Underperforming emerging market investment trusts are to be the target of the Value Catalyst fund to be launched next month.
The Dublin-based closed-end vehicle is being launched to target undervalued closed-end funds, especially in the emerging markets sector.
Once invested, the fund's managers, Andrew Pegge and Colin Kingsnorth, will take an extremely active stance to maximise shareholder value.
Options that may be taken include forcing a change in management, forcing a share buy-back, taking over the closed-end fund or winding it up and redistributing the capital.
Pegge and Kingsnorth originally worked together as fund of fund managers at Buchannan Partners before setting up Kingpin in 1995 as a joint venture with Regent Pacific. Kingpin was then involved in an attack on the $600m GT Chile Growth fund.
Excluding the technology sectors, there are 531 closed-end funds with an average discount of 19% representing a shortfall of nearly $24bn between their market capitalisation and their actual net assets, according to Pegge.
He put the blame for the wide discounts on the management of the 531 funds. Pegge added that managers charge inappropriate fees with few performance incentives.
In addition, boards are insufficiently independent and there is a lack of attention to shareholder value.
With regards to emerging market trusts, Pegge believes they have suffered from the recent appetite for the technology, media and telecom sector.
He said: "At the same time that money was flowing into this new sector, discounts on closed-end funds, particularly in the US, widened. A similar effect can be seen in UK investment trusts and offshore funds."
Value Catalyst will have a market cap of $100m, with each share costing $100.
There is an initial charge of 5%. At any one time, the portfolio will have around four to five holdings.
Pegge and Kingsnorth's approach will be similar to US arbitrageur groups, such as Millennium, rather than the less aggressive approach taken by managers of the Advance Developing Markets, according to Pegge.
"We want to see performance of trusts improve and for the sector to look more attractive.
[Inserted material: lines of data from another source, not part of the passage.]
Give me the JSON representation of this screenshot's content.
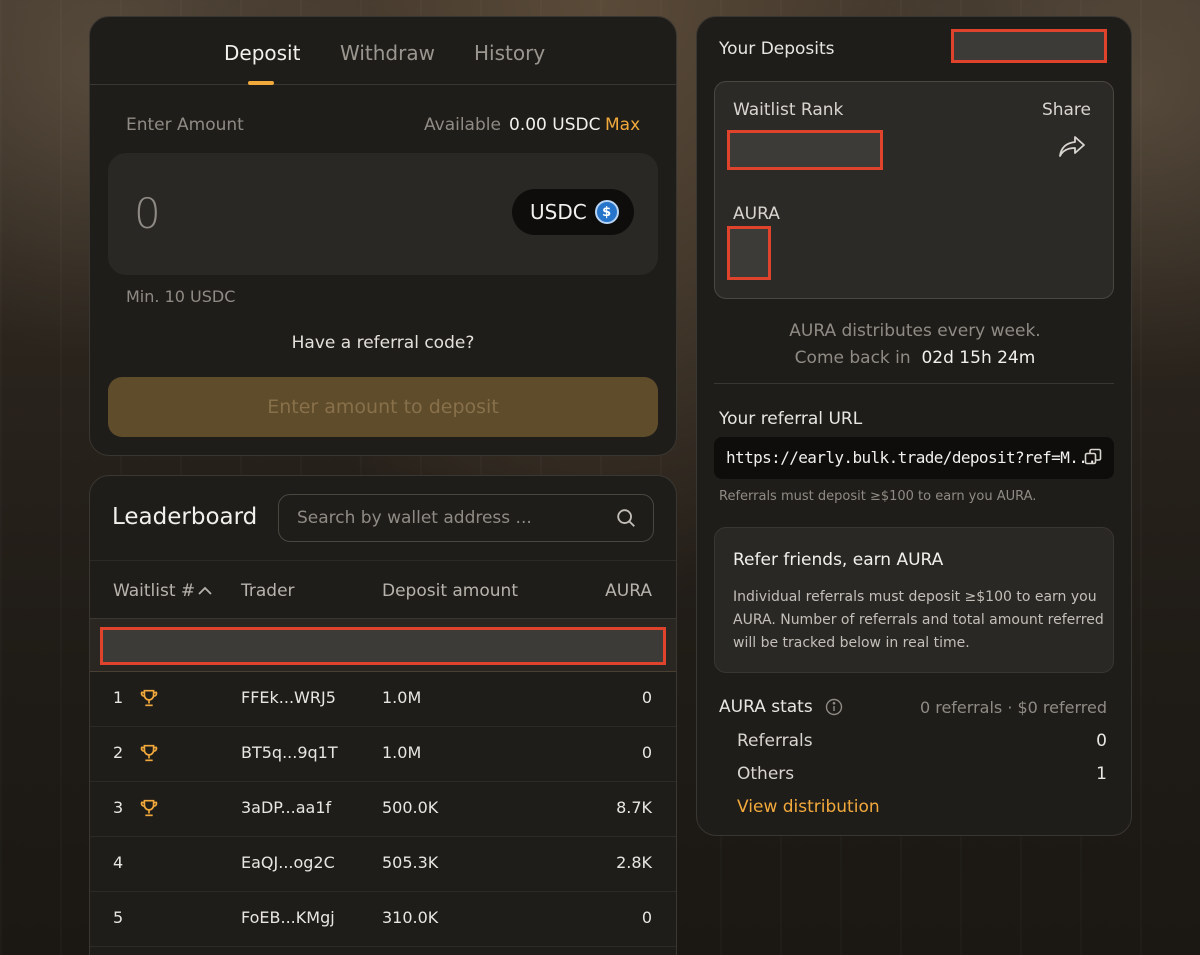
{
  "deposit": {
    "tabs": [
      {
        "label": "Deposit",
        "active": true
      },
      {
        "label": "Withdraw",
        "active": false
      },
      {
        "label": "History",
        "active": false
      }
    ],
    "enter_amount_label": "Enter Amount",
    "available_label": "Available",
    "available_value": "0.00 USDC",
    "max_label": "Max",
    "amount_value": "0",
    "token": "USDC",
    "token_icon": "usdc-icon",
    "min_label": "Min. 10 USDC",
    "referral_prompt": "Have a referral code?",
    "submit_label": "Enter amount to deposit",
    "accent_color": "#f2a93b"
  },
  "leaderboard": {
    "title": "Leaderboard",
    "search_placeholder": "Search by wallet address ...",
    "columns": {
      "waitlist": "Waitlist #",
      "trader": "Trader",
      "deposit": "Deposit amount",
      "aura": "AURA"
    },
    "rows": [
      {
        "rank": "1",
        "trophy": true,
        "trader": "FFEk...WRJ5",
        "deposit": "1.0M",
        "aura": "0"
      },
      {
        "rank": "2",
        "trophy": true,
        "trader": "BT5q...9q1T",
        "deposit": "1.0M",
        "aura": "0"
      },
      {
        "rank": "3",
        "trophy": true,
        "trader": "3aDP...aa1f",
        "deposit": "500.0K",
        "aura": "8.7K"
      },
      {
        "rank": "4",
        "trophy": false,
        "trader": "EaQJ...og2C",
        "deposit": "505.3K",
        "aura": "2.8K"
      },
      {
        "rank": "5",
        "trophy": false,
        "trader": "FoEB...KMgj",
        "deposit": "310.0K",
        "aura": "0"
      }
    ]
  },
  "your_deposits": {
    "title": "Your Deposits",
    "waitlist_rank_label": "Waitlist Rank",
    "share_label": "Share",
    "aura_label": "AURA",
    "dist_line1": "AURA distributes every week.",
    "dist_line2_prefix": "Come back in",
    "dist_countdown": "02d 15h 24m",
    "referral_url_label": "Your referral URL",
    "referral_url": "https://early.bulk.trade/deposit?ref=M...",
    "referral_note": "Referrals must deposit ≥$100 to earn you AURA.",
    "refer_card_title": "Refer friends, earn AURA",
    "refer_card_body": "Individual referrals must deposit ≥$100 to earn you AURA. Number of referrals and total amount referred will be tracked below in real time.",
    "stats_title": "AURA stats",
    "stats_summary": "0 referrals · $0 referred",
    "stats": [
      {
        "label": "Referrals",
        "value": "0"
      },
      {
        "label": "Others",
        "value": "1"
      }
    ],
    "view_distribution": "View distribution"
  }
}
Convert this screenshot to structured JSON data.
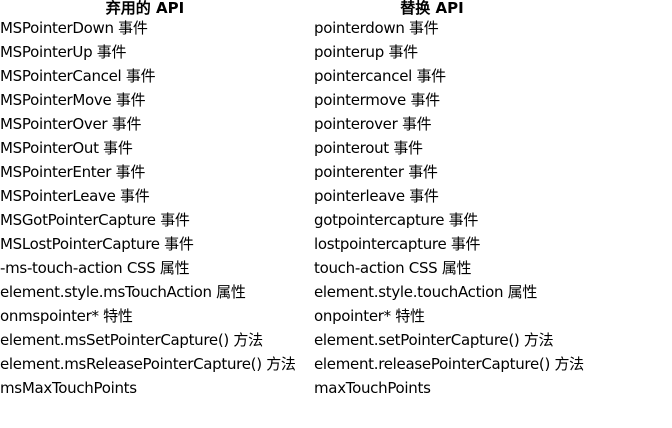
{
  "table": {
    "headers": [
      "弃用的 API",
      "替换 API"
    ],
    "rows": [
      [
        "MSPointerDown 事件",
        "pointerdown 事件"
      ],
      [
        "MSPointerUp 事件",
        "pointerup 事件"
      ],
      [
        "MSPointerCancel 事件",
        "pointercancel 事件"
      ],
      [
        "MSPointerMove 事件",
        "pointermove 事件"
      ],
      [
        "MSPointerOver 事件",
        "pointerover 事件"
      ],
      [
        "MSPointerOut 事件",
        "pointerout 事件"
      ],
      [
        "MSPointerEnter 事件",
        "pointerenter 事件"
      ],
      [
        "MSPointerLeave 事件",
        "pointerleave 事件"
      ],
      [
        "MSGotPointerCapture 事件",
        "gotpointercapture 事件"
      ],
      [
        "MSLostPointerCapture 事件",
        "lostpointercapture 事件"
      ],
      [
        "-ms-touch-action CSS 属性",
        "touch-action CSS 属性"
      ],
      [
        "element.style.msTouchAction 属性",
        "element.style.touchAction 属性"
      ],
      [
        "onmspointer* 特性",
        "onpointer* 特性"
      ],
      [
        "element.msSetPointerCapture() 方法",
        "element.setPointerCapture() 方法"
      ],
      [
        "element.msReleasePointerCapture() 方法",
        "element.releasePointerCapture() 方法"
      ],
      [
        "msMaxTouchPoints",
        "maxTouchPoints"
      ]
    ]
  }
}
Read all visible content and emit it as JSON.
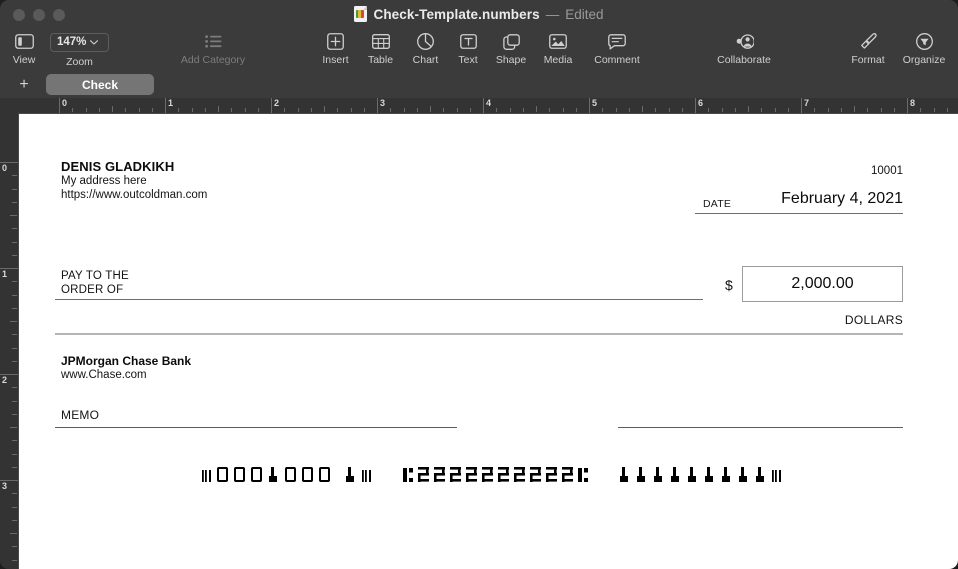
{
  "window": {
    "title": "Check-Template.numbers",
    "separator": "—",
    "edit_state": "Edited",
    "traffic_lights": [
      "close",
      "minimize",
      "zoom"
    ]
  },
  "toolbar": {
    "items": [
      {
        "label": "View",
        "icon": "sidebar-icon",
        "enabled": true
      },
      {
        "label": "Zoom",
        "icon": "zoom-stepper",
        "enabled": true
      },
      {
        "label": "Add Category",
        "icon": "list-icon",
        "enabled": false
      },
      {
        "label": "Insert",
        "icon": "insert-function-icon",
        "enabled": true
      },
      {
        "label": "Table",
        "icon": "table-icon",
        "enabled": true
      },
      {
        "label": "Chart",
        "icon": "chart-pie-icon",
        "enabled": true
      },
      {
        "label": "Text",
        "icon": "text-box-icon",
        "enabled": true
      },
      {
        "label": "Shape",
        "icon": "shape-icon",
        "enabled": true
      },
      {
        "label": "Media",
        "icon": "media-image-icon",
        "enabled": true
      },
      {
        "label": "Comment",
        "icon": "comment-icon",
        "enabled": true
      },
      {
        "label": "Collaborate",
        "icon": "collaborate-icon",
        "enabled": true
      },
      {
        "label": "Format",
        "icon": "format-brush-icon",
        "enabled": true
      },
      {
        "label": "Organize",
        "icon": "organize-icon",
        "enabled": true
      }
    ],
    "zoom_value": "147%",
    "zoom_chevron": "⌄"
  },
  "sheet_bar": {
    "add_label": "+",
    "tabs": [
      {
        "label": "Check",
        "active": true
      }
    ]
  },
  "rulers": {
    "unit": "in",
    "horizontal_ticks": [
      "0",
      "1",
      "2",
      "3",
      "4",
      "5",
      "6",
      "7",
      "8"
    ],
    "vertical_ticks": [
      "0",
      "1",
      "2",
      "3"
    ]
  },
  "check": {
    "payer_name": "DENIS GLADKIKH",
    "payer_address": "My address here",
    "payer_website": "https://www.outcoldman.com",
    "check_number": "10001",
    "date_label": "DATE",
    "date_value": "February 4, 2021",
    "pay_to_line1": "PAY TO THE",
    "pay_to_line2": "ORDER OF",
    "payee_value": "",
    "currency_symbol": "$",
    "amount_value": "2,000.00",
    "dollars_label": "DOLLARS",
    "bank_name": "JPMorgan Chase Bank",
    "bank_website": "www.Chase.com",
    "memo_label": "MEMO",
    "memo_value": "",
    "signature_value": "",
    "micr": {
      "routing_group": "⌈0001000 1⌈",
      "account_group": "⌆2222222222⌆",
      "check_group": "111111111⌈",
      "raw": "⌈0001000 1⌈  ⌆2222222222⌆  111111111⌈"
    }
  },
  "colors": {
    "window_chrome": "#3b3b3b",
    "ruler": "#333333",
    "canvas": "#ffffff",
    "tab_active": "#757575",
    "toolbar_label": "#cfcfcf",
    "toolbar_label_disabled": "#7c7c7c",
    "rule_line": "#b5b5b5"
  }
}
We also want boards to safeguard shareholder interests," he said.
Nigel Wilson, manager of Advance Developing Markets, welcomed the entrance of Pegge and Kingsnorth into the market. He said that, particularly in the emerging markets sector, there are too many small illiquid trusts and some kind of rationalisation is required.
More than half the trusts in the Standard & Poor's emerging markets sector have a market cap below £50m.
Wilson added: "Institutions want to leave the market because of poor performance and there are not enough buyers."
He pointed out even the larger trusts in the sector are struggling. The £547m Templeton Emerging Markets trust, for example, is trading at a discount to NAV of 26.8%.
Only a few years ago the trust's shares were trading close to NAV or at a premium. Over the three years to 17 May the trust's share price has fallen by 22.4%.